I Can Eat 50 Eggs: Taste of Ethiopia

In honor of Paul Newman and “Cool Hand Luke,” I’ll review 50 days of eggs from 50 different restaurants.
Day 18: Taste of Ethiopia
1100 Grand Avenue Parkway, Pflugerville. 251-4053, www.tasteofethiopiaaustin.com.
Hours: 11 a.m. to 10 p.m. daily
By Mike Sutter | Fed Man Walking | 01.18.12
In a strip center next to a nail salon and a pizza+Asian restaurant, Taste of Ethiopia is a taste of the unexpected in Pflugerville. The walls glow with warm ochre and painted sunflowers gild the windows. On the patio, the ceiling and columns are braced with blond bamboo. Folk art murals show scenes of village life and smiling children, and every table holds a wide and low conical-topped basket that sets the stage for the Ethiopian dining experience.
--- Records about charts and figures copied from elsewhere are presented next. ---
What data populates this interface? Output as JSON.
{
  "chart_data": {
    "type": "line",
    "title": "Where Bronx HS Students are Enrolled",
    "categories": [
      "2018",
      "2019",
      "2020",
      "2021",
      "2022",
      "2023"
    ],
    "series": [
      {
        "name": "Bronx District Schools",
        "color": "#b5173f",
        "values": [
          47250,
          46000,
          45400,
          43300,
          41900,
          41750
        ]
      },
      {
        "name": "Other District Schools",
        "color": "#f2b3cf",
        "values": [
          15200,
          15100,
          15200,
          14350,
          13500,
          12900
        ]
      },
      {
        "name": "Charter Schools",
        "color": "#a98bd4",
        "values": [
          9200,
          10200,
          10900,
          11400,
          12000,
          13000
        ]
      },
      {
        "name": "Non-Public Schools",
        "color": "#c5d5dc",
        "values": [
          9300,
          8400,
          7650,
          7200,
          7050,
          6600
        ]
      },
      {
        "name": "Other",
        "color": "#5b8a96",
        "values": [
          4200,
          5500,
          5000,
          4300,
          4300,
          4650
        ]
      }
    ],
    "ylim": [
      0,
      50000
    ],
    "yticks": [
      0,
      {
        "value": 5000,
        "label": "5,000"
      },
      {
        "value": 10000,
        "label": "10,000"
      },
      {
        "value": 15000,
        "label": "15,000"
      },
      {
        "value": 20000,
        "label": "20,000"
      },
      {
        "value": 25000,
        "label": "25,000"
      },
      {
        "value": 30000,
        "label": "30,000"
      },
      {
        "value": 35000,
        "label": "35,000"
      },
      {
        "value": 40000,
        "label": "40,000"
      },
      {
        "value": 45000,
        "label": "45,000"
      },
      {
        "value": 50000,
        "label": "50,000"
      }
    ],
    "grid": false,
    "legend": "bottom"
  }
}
When I came in, a buffet table steamed with lunch dishes for $9.99, but I knew from a review in 2009 that nothing beats the full menu experience here, a luxury available all day.
Doro wot ($13.45) is a ritual that begins tableside in large and small bowls. One carries the heart of the dish: two chicken drumsticks and a hard-boiled egg simmered in a red berbere chile sauce laced with onions. Its flavor falls somewhere in the spice rainbow between the low smoky heat of guajillo pepper and the brighter twang of curry. It engulfs and suffuses the chicken, so tender on the bone without turning soggy. The red oil dyes the egg’s surface a sunrise orange, and it’s scored to let the sauce work through to the yolk.
The meat and egg come together like a collective life force, but it’s Woinee Mariam who brings the dish to life. She and her husband, Solomon Hailu, started Taste of Ethiopia in 2008. First she lays out a wide plate covered by a slightly sour round bread called injera. In texture, it’s like a crepe pocked with air bubbles, and Mariam builds the dish on top of it a spoonful at a time.
For an extra charge, you can supplement that dish with smaller bowls of vegetables: lentils stewed in red berbere sauce (missir wot), or cabbage and potatoes in yellow turmeric (tikil gomen) or a stew of green beans, carrots and tomatoes called fesolia. A basket of rolled injera finishes the tableaux, and all that’s left is for you to tear off pieces of the injera in one of the few dining rooms where they won’t give you funny looks for eating with your fingers.